Today is the morning of my year 2 sem 1 psychology exams. For me, this is a very big deal. Hoping to get into the most competitive post-grad in the country, I know that if I let myself down now it will be a huge fuck up for the Ivy that exists every day going forward. It's the equivalent to fucking up every day for the rest of my life - and I am alright with that. Personally I don't think that actually fucking up is what matters half as much as what I do with that. It will be fine to fuck up every day, so long as I handle it properly. Regardless, this cognition may be the root of a lot of the emotions I feel.
The thing is that while I feel a lot of varying emotions, none of them are particularly salient. There isn't one specific way I feel, but there are a lot of ways I would like to feel. I wish I could be more angry at the thousands of pretentious nepo babies I'm competing with, or at this bullshit system that has created an environment of gentrified psychology. I wish I could say this is the penultimate day of my destiny or something, but I know that no matter the outcome, psychology will always be how I approach the world and ultimately the tool I want to use to change it. I will always be able to teach myself, and I will always believe that no good knowledge can be created in secrecy or 'exclusivity' - anything good will permeate and be built on a foundation of accessibility. If anything is truly 'allat' then how is it so narrow and inaccessible?
This so far is abstract and not tangible at all. I suppose that’s how I feel. While I love psychology and everything I'm learning, maybe all my studying has separated the course content from my love after a certain point. I am indeed writing this now to make sure I go into the exam understanding the weight of what's going to happen today. This semester, I have continued to try to help my whole cohort, despite how much I decry that I 'hate all psychology students' and hate MUPA. I do hate MUPA. So, so much. TLDR: Melbourne University Psychology Association: they are the main source of my gentrification anxiety over psychology. If you can afford to go to this University and be in the upper social class, I don't see why you should be the primary beneficiary of the fruits of psychology's labour. The one field of science that is trying to attend to the needs of the poor? Homeless? Mentally ill? Oppressed? Yeah that's alright, we can focus on 'productivity' and LinkedIn culture.
This is a grave source of my passion. I must do well today and get 90% on my exam in order to spiritually and metaphorically fucking kill all the rich kid nepobabies. But Ivy, why do you give out your free anki decks and actively participate in Peerwise so much if you want them all to suffer?
1. Superiority complex
2. I like being glazed
3. That's not the point
I want equitable, free dissemination of information and education. Not for them to suffer. I didn't get to Peerwise maxx as hard this semester but I had a few questions altogether and the most followers - so I hope I helped at least one person.

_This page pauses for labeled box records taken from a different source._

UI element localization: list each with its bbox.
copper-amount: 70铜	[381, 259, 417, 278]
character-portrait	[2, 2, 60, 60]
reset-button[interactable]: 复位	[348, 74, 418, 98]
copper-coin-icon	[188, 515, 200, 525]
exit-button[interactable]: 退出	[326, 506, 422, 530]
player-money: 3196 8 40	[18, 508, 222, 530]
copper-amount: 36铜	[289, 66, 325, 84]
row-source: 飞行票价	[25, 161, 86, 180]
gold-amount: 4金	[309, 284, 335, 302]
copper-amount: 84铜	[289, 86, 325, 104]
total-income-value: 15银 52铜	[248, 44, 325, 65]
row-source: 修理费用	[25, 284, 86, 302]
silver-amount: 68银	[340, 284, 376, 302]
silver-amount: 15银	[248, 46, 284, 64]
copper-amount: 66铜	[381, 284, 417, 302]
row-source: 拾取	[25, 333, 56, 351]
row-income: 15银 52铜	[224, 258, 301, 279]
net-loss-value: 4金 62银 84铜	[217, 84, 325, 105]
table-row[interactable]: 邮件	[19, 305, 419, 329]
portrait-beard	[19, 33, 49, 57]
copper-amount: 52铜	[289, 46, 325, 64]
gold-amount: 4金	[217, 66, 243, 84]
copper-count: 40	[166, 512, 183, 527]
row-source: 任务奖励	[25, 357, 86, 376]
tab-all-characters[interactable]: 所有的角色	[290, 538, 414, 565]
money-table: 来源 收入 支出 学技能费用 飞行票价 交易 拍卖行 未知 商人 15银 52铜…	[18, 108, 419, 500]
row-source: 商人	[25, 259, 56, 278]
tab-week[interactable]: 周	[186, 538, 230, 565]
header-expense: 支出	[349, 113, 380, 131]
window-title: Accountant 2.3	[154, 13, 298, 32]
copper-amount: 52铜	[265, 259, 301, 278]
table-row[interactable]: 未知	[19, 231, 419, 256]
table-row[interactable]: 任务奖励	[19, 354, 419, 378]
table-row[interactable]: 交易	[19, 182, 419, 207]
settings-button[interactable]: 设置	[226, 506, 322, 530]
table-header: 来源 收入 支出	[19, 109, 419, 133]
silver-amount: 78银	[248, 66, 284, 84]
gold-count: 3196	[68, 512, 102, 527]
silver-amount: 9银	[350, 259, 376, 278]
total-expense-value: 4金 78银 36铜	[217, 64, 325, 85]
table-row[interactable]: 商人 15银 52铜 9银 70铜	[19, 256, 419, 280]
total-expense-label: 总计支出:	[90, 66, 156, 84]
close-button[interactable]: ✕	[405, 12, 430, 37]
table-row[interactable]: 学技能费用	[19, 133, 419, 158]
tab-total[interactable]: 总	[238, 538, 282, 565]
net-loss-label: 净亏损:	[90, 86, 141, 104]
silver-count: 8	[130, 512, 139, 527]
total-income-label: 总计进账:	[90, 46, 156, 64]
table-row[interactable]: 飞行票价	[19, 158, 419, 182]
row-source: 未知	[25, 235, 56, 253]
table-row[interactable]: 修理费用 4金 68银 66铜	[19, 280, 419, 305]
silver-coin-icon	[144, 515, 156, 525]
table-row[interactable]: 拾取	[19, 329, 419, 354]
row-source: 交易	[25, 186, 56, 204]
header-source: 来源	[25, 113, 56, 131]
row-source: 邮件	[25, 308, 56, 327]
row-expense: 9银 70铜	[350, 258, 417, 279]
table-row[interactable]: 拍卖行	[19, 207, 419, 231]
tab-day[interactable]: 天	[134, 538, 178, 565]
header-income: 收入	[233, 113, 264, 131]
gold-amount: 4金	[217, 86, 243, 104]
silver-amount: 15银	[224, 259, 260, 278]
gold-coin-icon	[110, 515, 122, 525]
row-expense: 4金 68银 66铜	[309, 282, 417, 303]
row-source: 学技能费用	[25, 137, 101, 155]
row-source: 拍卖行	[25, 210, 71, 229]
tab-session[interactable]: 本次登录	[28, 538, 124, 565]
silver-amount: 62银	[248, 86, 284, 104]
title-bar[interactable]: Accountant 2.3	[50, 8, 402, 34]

And people seemed grateful for my flashcards. Plus I was at work and picked up some volunteering so I didn't have as much time. I'm glad. I look forward to our continued culture as a cohort that revolves around peer review and self-expression (I'm so proud of everyone). The opportunity to contribute to such a community is more important than being #1 on the reputation leaderboard, and I think the following semesters studying psychology will have ample silver linings like this one. Aside from this, I hope to start a club next semester. The only road bump is getting permission to have a charity Bakesale stall on campus, but I'm sure if I throw enough money at someone I'll be allowed to.
With all of my ambitions and gratitude, I move closer to my exams with a primary emotion of confusion. I would expect it to be more out there - but instead I know that there is only one outcome of today. I just pick the right answer. There are only 4. I have been studying nearly every day for a month now. Surely, I just pick the right answer.